Violencia Machista II. Alienación
¡Qué bien¡, por hoy se termina la jornada laboral, son las 02:15 a.m. de un viernes, nos bajamos todos al vestuario y Raquel una compañera, me pregunta si salimos a tomar unas cañas, le digo que me apetece mucho, pero que él me espera como casi todas las noches en la otra acera. Me mira preocupada y me comenta lo mucho que mi vida se asemeja a Cenicienta, “a tal hora en casa debes estar”.

Subo corriendo las escaleras del trabajo, no conviene hacerle esperar pero me pregunté -¿Por qué me compara con Cenicienta?

Es domingo, toca fingir, noto que se mueve hacia mí, oigo su respiración, siento sus manos sobre mi cuerpo, me siento sucia y asqueada pero se que terminará pronto, solo he de disimular y fingir, fingir que me gusta.

Me dejo, hace tiempo que no siento nada, respiro, como, duermo, ando, estudio, trabajo, pero no siento nada, me noto como muerta.

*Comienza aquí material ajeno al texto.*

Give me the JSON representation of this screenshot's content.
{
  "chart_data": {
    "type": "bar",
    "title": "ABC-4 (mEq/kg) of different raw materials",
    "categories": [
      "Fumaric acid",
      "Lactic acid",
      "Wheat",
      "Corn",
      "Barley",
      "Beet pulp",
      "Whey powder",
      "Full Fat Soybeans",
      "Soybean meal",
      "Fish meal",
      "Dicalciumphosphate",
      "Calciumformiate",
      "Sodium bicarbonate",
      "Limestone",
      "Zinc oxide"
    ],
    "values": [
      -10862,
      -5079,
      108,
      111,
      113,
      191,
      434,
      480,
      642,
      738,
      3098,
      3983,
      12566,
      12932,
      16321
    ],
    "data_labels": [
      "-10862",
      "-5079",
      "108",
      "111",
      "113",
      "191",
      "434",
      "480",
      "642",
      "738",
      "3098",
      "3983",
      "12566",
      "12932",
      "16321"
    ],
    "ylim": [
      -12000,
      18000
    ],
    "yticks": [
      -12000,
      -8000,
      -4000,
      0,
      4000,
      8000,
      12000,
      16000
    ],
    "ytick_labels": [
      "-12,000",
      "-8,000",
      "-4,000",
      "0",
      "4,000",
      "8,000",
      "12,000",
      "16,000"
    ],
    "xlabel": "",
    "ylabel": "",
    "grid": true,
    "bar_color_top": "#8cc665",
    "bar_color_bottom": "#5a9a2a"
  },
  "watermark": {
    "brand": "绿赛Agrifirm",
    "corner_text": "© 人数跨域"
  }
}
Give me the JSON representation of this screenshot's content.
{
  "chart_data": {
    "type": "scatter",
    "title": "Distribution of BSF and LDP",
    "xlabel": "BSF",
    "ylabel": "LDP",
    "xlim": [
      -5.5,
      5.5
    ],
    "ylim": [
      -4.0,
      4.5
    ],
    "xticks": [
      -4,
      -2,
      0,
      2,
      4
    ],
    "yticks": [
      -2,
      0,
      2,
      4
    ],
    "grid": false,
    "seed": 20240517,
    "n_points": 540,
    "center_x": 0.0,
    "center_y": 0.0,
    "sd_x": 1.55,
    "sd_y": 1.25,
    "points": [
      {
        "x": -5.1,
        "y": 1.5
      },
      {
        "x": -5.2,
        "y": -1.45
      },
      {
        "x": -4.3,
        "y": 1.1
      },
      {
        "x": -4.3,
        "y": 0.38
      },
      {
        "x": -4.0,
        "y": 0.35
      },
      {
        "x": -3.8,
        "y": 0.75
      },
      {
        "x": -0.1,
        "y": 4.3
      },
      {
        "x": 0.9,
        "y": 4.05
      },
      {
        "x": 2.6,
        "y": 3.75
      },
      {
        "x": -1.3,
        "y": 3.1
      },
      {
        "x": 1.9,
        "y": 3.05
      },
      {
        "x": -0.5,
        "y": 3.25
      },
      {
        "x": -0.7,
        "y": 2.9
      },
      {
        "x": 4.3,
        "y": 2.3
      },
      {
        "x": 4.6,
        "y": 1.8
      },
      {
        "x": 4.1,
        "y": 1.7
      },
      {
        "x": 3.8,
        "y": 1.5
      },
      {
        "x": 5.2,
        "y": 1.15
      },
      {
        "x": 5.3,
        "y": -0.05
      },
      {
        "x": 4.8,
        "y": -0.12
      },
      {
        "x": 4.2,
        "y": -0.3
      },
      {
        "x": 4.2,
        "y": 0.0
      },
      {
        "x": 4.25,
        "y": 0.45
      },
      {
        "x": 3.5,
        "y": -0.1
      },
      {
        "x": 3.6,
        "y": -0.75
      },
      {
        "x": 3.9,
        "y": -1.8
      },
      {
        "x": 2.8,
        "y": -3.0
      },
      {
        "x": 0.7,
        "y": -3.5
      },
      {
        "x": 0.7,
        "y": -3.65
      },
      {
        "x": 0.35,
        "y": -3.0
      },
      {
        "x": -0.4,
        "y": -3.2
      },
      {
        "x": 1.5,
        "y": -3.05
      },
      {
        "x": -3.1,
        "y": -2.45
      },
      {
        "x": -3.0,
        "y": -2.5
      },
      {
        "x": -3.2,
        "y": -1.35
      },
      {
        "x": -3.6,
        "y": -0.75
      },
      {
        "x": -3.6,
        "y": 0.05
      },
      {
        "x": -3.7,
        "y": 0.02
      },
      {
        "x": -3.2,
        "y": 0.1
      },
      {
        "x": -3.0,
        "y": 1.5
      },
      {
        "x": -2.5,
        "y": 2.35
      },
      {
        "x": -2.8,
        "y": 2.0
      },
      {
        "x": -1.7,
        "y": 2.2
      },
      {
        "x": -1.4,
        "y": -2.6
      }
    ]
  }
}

Me he rendido, no tiene sentido discutir, el tiene razón, no valgo nada. Cuando se porta mal y se siente culpable, me compra cosas, y se vuelve agradable. Hoy me ha dicho que soy como un diamante como el que tiene guardado en una cajita. !Como me quiere¡ me dice cosas muy bonitas, !que romántico¡

He dejado de discutir con él, le doy la razón siempre y el se contenta con esto. Ya no me pega y he dejado de tenerle miedo. Todo me da ya igual, lo que hago no tiene sentido, no me apetece vivir, no me gusto, me odio. Si él quisiera quitarme la vida, está en su derecho, pues yo se que no valgo nada.

Han pasado casi tres años y -¿qué siento?- mucho vacío. No se quien soy, no me identifico, no me reconozco. Es fácil y cómodo dejarse llevar, el me dice como he de vestir, que cosas he de llevar, con quienes tengo que relacionarme y como debo comportarme.

No se nada de mis amigas desde entonces, no le gustan, dice que no son adecuadas para mí. No me relaciono con nadie en la facultad de hecho, no quiero, prefiero evitar discusiones.

Pero, estoy descubriendo algo en este trabajo, que no tengo tiempo para pensar en él. Es raro, pero estando en caja debo reaccionar con rapidez, estar muy concentrada en atender a la gente y servirles los menús que desean comprar. Es una tontería lo que digo, lo sé, pero él no está aquí, no pertenece a este espacio.

No tengo tiempo para pensar en él, hay mucho trabajo y sin darme cuenta empiezo a sonreír (porque nos obligan a tener una sonrisa en la cara). Hay un buen ambiente entre los compañeros, con tanta tensión necesitamos apoyarnos para quitarnos el agobio de encima, entre bromas y patinazos sobre el suelo grasiento, por primera vez me siento ¿libre de su influencia?